Au début de la saisissante conversation pleine d’âpreté et de violence qui oppose le musicien au Diable, point culminant du roman, quelques considérations liminaires rappellent le premier pacte conclu quatre années auparavant avec Satan : la possession de l’étincelant génie créateur en échange de la dégradation du corps, en l’occurrence une contamination vénérienne contractée volontairement dans une maison close avec une prostituée nommée Esmeralda. On pense naturellement à Friedrich Nietzsche qui en fit l’amère expérience, payée par une cruelle maladie. Pour Adrian Leverkühn, cette morbide épreuve, n’ayant pas eu les résultats escomptés, conduisit le Diable à revenir à la charge, assurant qu’un nouveau pacte était devenu nécessaire. « Adoncques nous avons diligemment agencé un traquenard pour que tu te jettes dans nos bras... je veux dire dans ceux infiniment petits d’Esmeralda… pour te faire acquérir l’illumination du cerveau que réclamaient si désespérément ton corps, ton âme et ton intellect. Nous avons conclu un pacte et une affaire. Tu l’as sigillé de ton sang, t’es engagé envers nous et tu as reçu notre baptême. Ma présente visite a pour seul objet la confirmation. Tu as obtenu de nous une période de génie, un temps fructueux, vingt-quatre ans. Une fois achevée et écoulée, tu seras emporté. L’amour t’est interdit parce qu’il réchauffe. Ta vie devra être frigide. Voilà pourquoi il ne t’est pas permis d’aimer un être humain. L’illumination laissera intactes jusqu’à la fin tes forces intellectuelles, même elle les stimulera par périodes jusqu’à la transe clairvoyante. Crois-tu à un génie qui n’ait rien de commun avec les Enfers ? L’artiste est frère du dément et du criminel. »

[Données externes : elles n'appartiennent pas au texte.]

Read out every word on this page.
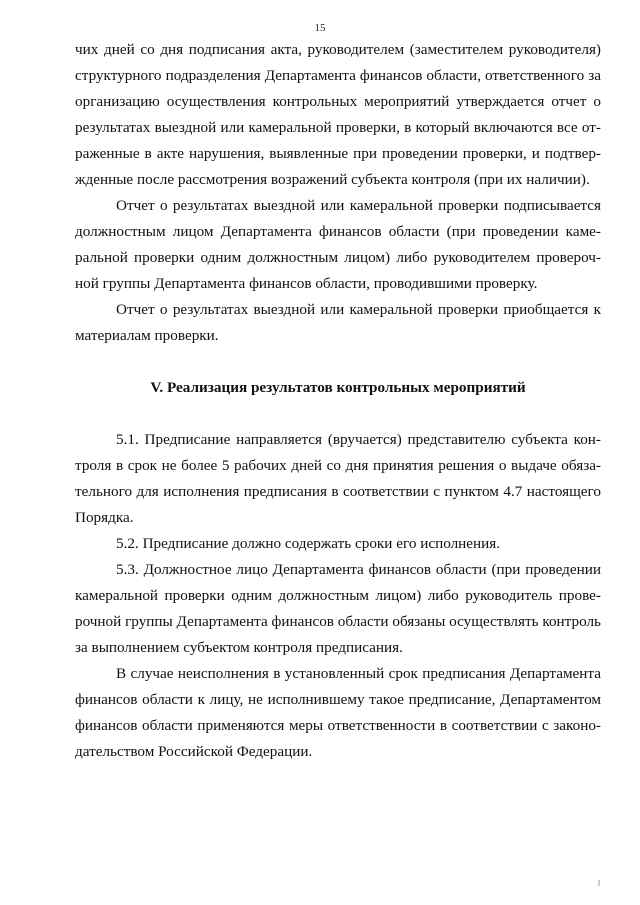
15

чих дней со дня подписания акта, руководителем (заместителем руководителя)
структурного подразделения Департамента финансов области, ответственного за
организацию осуществления контрольных мероприятий утверждается отчет о
результатах выездной или камеральной проверки, в который включаются все от-
раженные в акте нарушения, выявленные при проведении проверки, и подтвер-
жденные после рассмотрения возражений субъекта контроля (при их наличии).

Отчет о результатах выездной или камеральной проверки подписывается
должностным лицом Департамента финансов области (при проведении каме-
ральной проверки одним должностным лицом) либо руководителем провероч-
ной группы Департамента финансов области, проводившими проверку.

Отчет о результатах выездной или камеральной проверки приобщается к
материалам проверки.

V. Реализация результатов контрольных мероприятий

5.1. Предписание направляется (вручается) представителю субъекта кон-
троля в срок не более 5 рабочих дней со дня принятия решения о выдаче обяза-
тельного для исполнения предписания в соответствии с пунктом 4.7 настоящего
Порядка.

5.2. Предписание должно содержать сроки его исполнения.

5.3. Должностное лицо Департамента финансов области (при проведении
камеральной проверки одним должностным лицом) либо руководитель прове-
рочной группы Департамента финансов области обязаны осуществлять контроль
за выполнением субъектом контроля предписания.

В случае неисполнения в установленный срок предписания Департамента
финансов области к лицу, не исполнившему такое предписание, Департаментом
финансов области применяются меры ответственности в соответствии с законо-
дательством Российской Федерации.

Et il parle de l’inspiration musicale, les deux types d’inspiration, l’une qu’il semble mépriser parce qu’elle provient de Dieu, et la sienne propre qu’il place très au-dessus. L’une est rationnelle car elle passe par le libre arbitre. L’autre est irrationnelle car elle est le produit d’une illumination incontrôlée. « Qui sait encore aujourd’hui, dit Satan dans une envolée enflammée, ce qu’est l’inspiration, la vraie, la vieille inspiration primordiale, l’exaltation à l’état absolument pur de toutes critiques, de toute réflexion paralysante, de tout contrôle mortel de la raison, la transe sacrée ? »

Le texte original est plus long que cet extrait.